Just in time to coincide with Pride celebrations throughout New York City in honor of the fiftieth anniversary of the Stonewall riots, Metrograph is premiering a 4K restoration of Jack Hazan’s pivotal 1974 A Bigger Splash, a fiction-nonfiction hybrid that was a breakthrough work for its depiction of gay culture as well as its inside look at the fashionable and chic Los Angeles art scene of the early 1970s. This past November, David Hockney’s Portrait of an Artist (Pool with Two Figures) sold at auction for $90.3 million, the most ever paid for a work by a living artist. A Bigger Splash, named after another of Hockney’s paintings — both are part of a series of canvases set around pools in ritzy Los Angeles — takes place over three years, as the British artist, based in California at the time, hangs out with friends, checks out a fashion show, prepares for a gallery exhibition, and works on Portrait of an Artist (Pool with Two Figures) in the wake of a painful breakup with his boyfriend, model, and muse, Peter Schlesinger, who is a key figure in the painting.

It’s often hard to know which scenes are pure documentary and which are staged for the camera as Hazan and his then-parter, David Mingay, who served as director of photography, tag along with Hockney, who rides around in his small, dirty BMW, meeting up with textile designer Celia Birtwell, fashion designer Ossie Clark, curator Henry Geldzahler, gallerist John Kasmin, artist Patrick Procktor, and others, who are identified only at the beginning, in black-and-white sketches during the opening credits. The film features copious amounts of male nudity, including a long sex scene between two men, a group of beautiful boys diving into a pool in a fantasy sequence, and Hockney disrobing and taking a shower. Hockney’s assistant, Mo McDermott, contributes occasional voice-overs; he also poses as the man standing on the deck in Portrait of an Artist (Pool with Two Figures), only to be replaced by Schlesinger later. There are several surreal moments involving Hockney’s work: He cuts up one painting; Geldzahler gazes long and hard at himself in the double portrait of him and Christopher Scott; and Hockney tries to light the cigarette Procktor is holding in a painting as Procktor watches, cigarette in hand, mimicking his pose on canvas. At one point Hockney is photographing Schlesinger in Kensington Gardens, reminiscent of Michelangelo Antonioni’s Blow-Up, which questions the very nature of capturing reality on film.

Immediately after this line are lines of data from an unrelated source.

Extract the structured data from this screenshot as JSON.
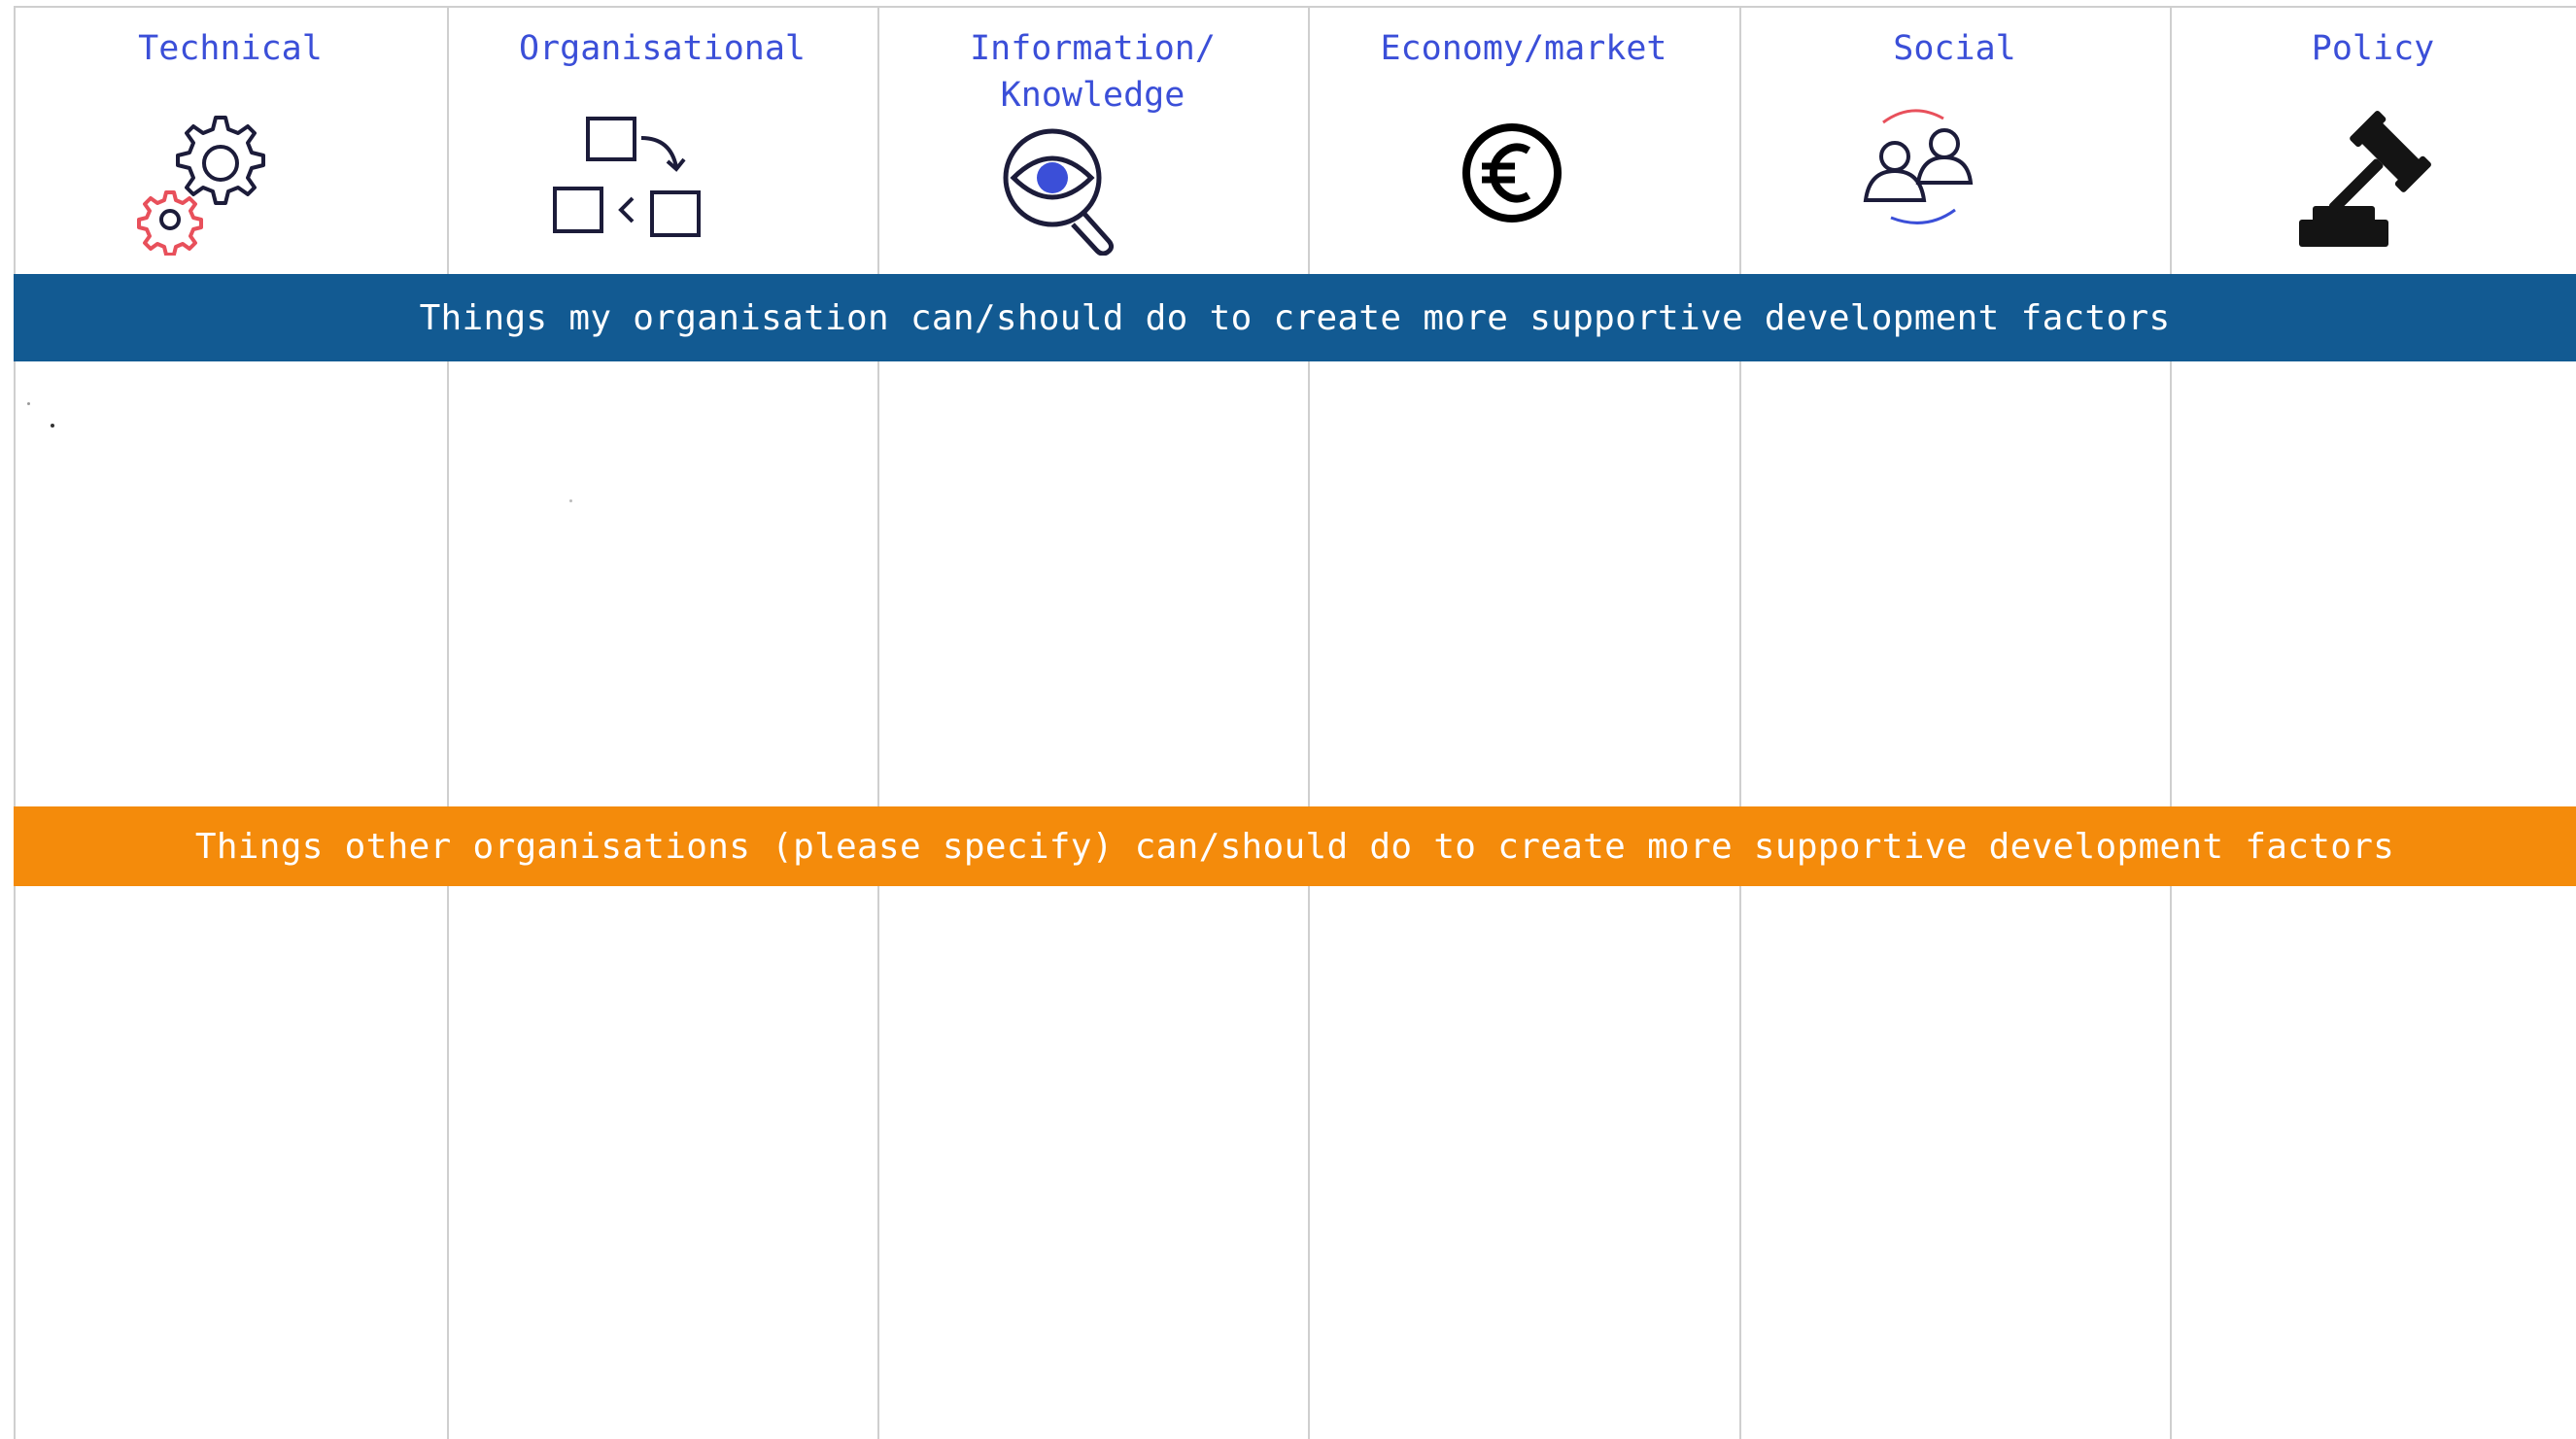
{
  "columns": [
    {
      "label": "Technical",
      "icon": "gears-icon"
    },
    {
      "label": "Organisational",
      "icon": "flow-boxes-icon"
    },
    {
      "label": "Information/\nKnowledge",
      "icon": "eye-magnifier-icon"
    },
    {
      "label": "Economy/market",
      "icon": "euro-coin-icon"
    },
    {
      "label": "Social",
      "icon": "people-exchange-icon"
    },
    {
      "label": "Policy",
      "icon": "gavel-icon"
    }
  ],
  "bands": {
    "own": "Things my organisation can/should do to create more supportive development factors",
    "other": "Things other organisations (please specify) can/should do to create more supportive development factors"
  },
  "colors": {
    "header_text": "#3b4fd8",
    "band_blue": "#125a92",
    "band_orange": "#f48b0b",
    "grid": "#cfcfcf",
    "accent_red": "#e8505b"
  }
}
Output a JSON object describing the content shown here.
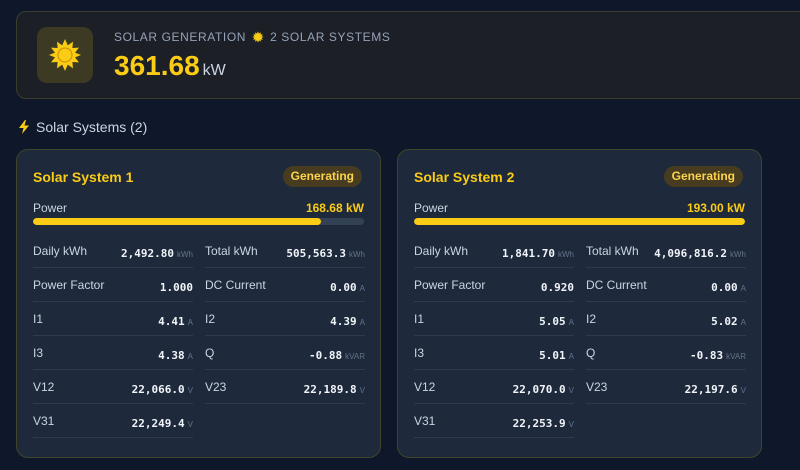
{
  "header": {
    "label": "SOLAR GENERATION",
    "systems_count_label": "2 SOLAR SYSTEMS",
    "total_value": "361.68",
    "total_unit": "kW"
  },
  "section": {
    "title": "Solar Systems (2)"
  },
  "colors": {
    "accent": "#facc15",
    "background": "#0f172a",
    "card": "#1e293b"
  },
  "icons": {
    "header": "sun-icon",
    "sub": "sun-small-icon",
    "section": "lightning-bolt-icon"
  },
  "systems": [
    {
      "name": "Solar System 1",
      "status": "Generating",
      "power_label": "Power",
      "power_value": "168.68 kW",
      "power_fraction": 0.87,
      "metrics": [
        {
          "label": "Daily kWh",
          "value": "2,492.80",
          "unit": "kWh"
        },
        {
          "label": "Total kWh",
          "value": "505,563.3",
          "unit": "kWh"
        },
        {
          "label": "Power Factor",
          "value": "1.000",
          "unit": ""
        },
        {
          "label": "DC Current",
          "value": "0.00",
          "unit": "A"
        },
        {
          "label": "I1",
          "value": "4.41",
          "unit": "A"
        },
        {
          "label": "I2",
          "value": "4.39",
          "unit": "A"
        },
        {
          "label": "I3",
          "value": "4.38",
          "unit": "A"
        },
        {
          "label": "Q",
          "value": "-0.88",
          "unit": "kVAR"
        },
        {
          "label": "V12",
          "value": "22,066.0",
          "unit": "V"
        },
        {
          "label": "V23",
          "value": "22,189.8",
          "unit": "V"
        },
        {
          "label": "V31",
          "value": "22,249.4",
          "unit": "V"
        }
      ]
    },
    {
      "name": "Solar System 2",
      "status": "Generating",
      "power_label": "Power",
      "power_value": "193.00 kW",
      "power_fraction": 1.0,
      "metrics": [
        {
          "label": "Daily kWh",
          "value": "1,841.70",
          "unit": "kWh"
        },
        {
          "label": "Total kWh",
          "value": "4,096,816.2",
          "unit": "kWh"
        },
        {
          "label": "Power Factor",
          "value": "0.920",
          "unit": ""
        },
        {
          "label": "DC Current",
          "value": "0.00",
          "unit": "A"
        },
        {
          "label": "I1",
          "value": "5.05",
          "unit": "A"
        },
        {
          "label": "I2",
          "value": "5.02",
          "unit": "A"
        },
        {
          "label": "I3",
          "value": "5.01",
          "unit": "A"
        },
        {
          "label": "Q",
          "value": "-0.83",
          "unit": "kVAR"
        },
        {
          "label": "V12",
          "value": "22,070.0",
          "unit": "V"
        },
        {
          "label": "V23",
          "value": "22,197.6",
          "unit": "V"
        },
        {
          "label": "V31",
          "value": "22,253.9",
          "unit": "V"
        }
      ]
    }
  ]
}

Hockney was so upset when he first saw A Bigger Splash, which Hazan made for about twenty thousand dollars, that he offered to buy it back from Hazan in order to destroy it; Hazan refused, and Hockney went into a deep depression. His friends ultimately convinced him that it was a worthwhile movie and he eventually accepted it. It’s a one-of-a-kind film, a wild journey that goes far beyond the creative process as an artist makes his masterpiece. Hockney, who will turn eighty-two next month, has been on quite a roll of late. He was the subject of a 2016 documentary by Randall Wright, was widely hailed for his 2018 Met retrospective, saw one of his paintings set an auction record, and is scheduled to have a major drawing show at the National Portrait Gallery next year. In addition, Catherine Cusset’s novel, Life of David Hockney, was just published in English, a fictionalized tale that conceptionally recalls A Bigger Splash, which opens June 21 at Metrograph, with various Q&As and introductions by Hazan, Richard Haines and Alexander Olch, Nick McCarthy, Ryan McNamara, Matt Wolf, and Cusset from June 21 to 30. And if you can’t get enough of Hockney, Anita Rogers is showing “Films by James Scott, Etchings by David Hockney” through July 27, consisting of Hockney’s 1966 series “Illustrations for Fourteen Poems from C. P. Cavafy” and Scott’s 1966 documentary short about the series, Love’s Presentation.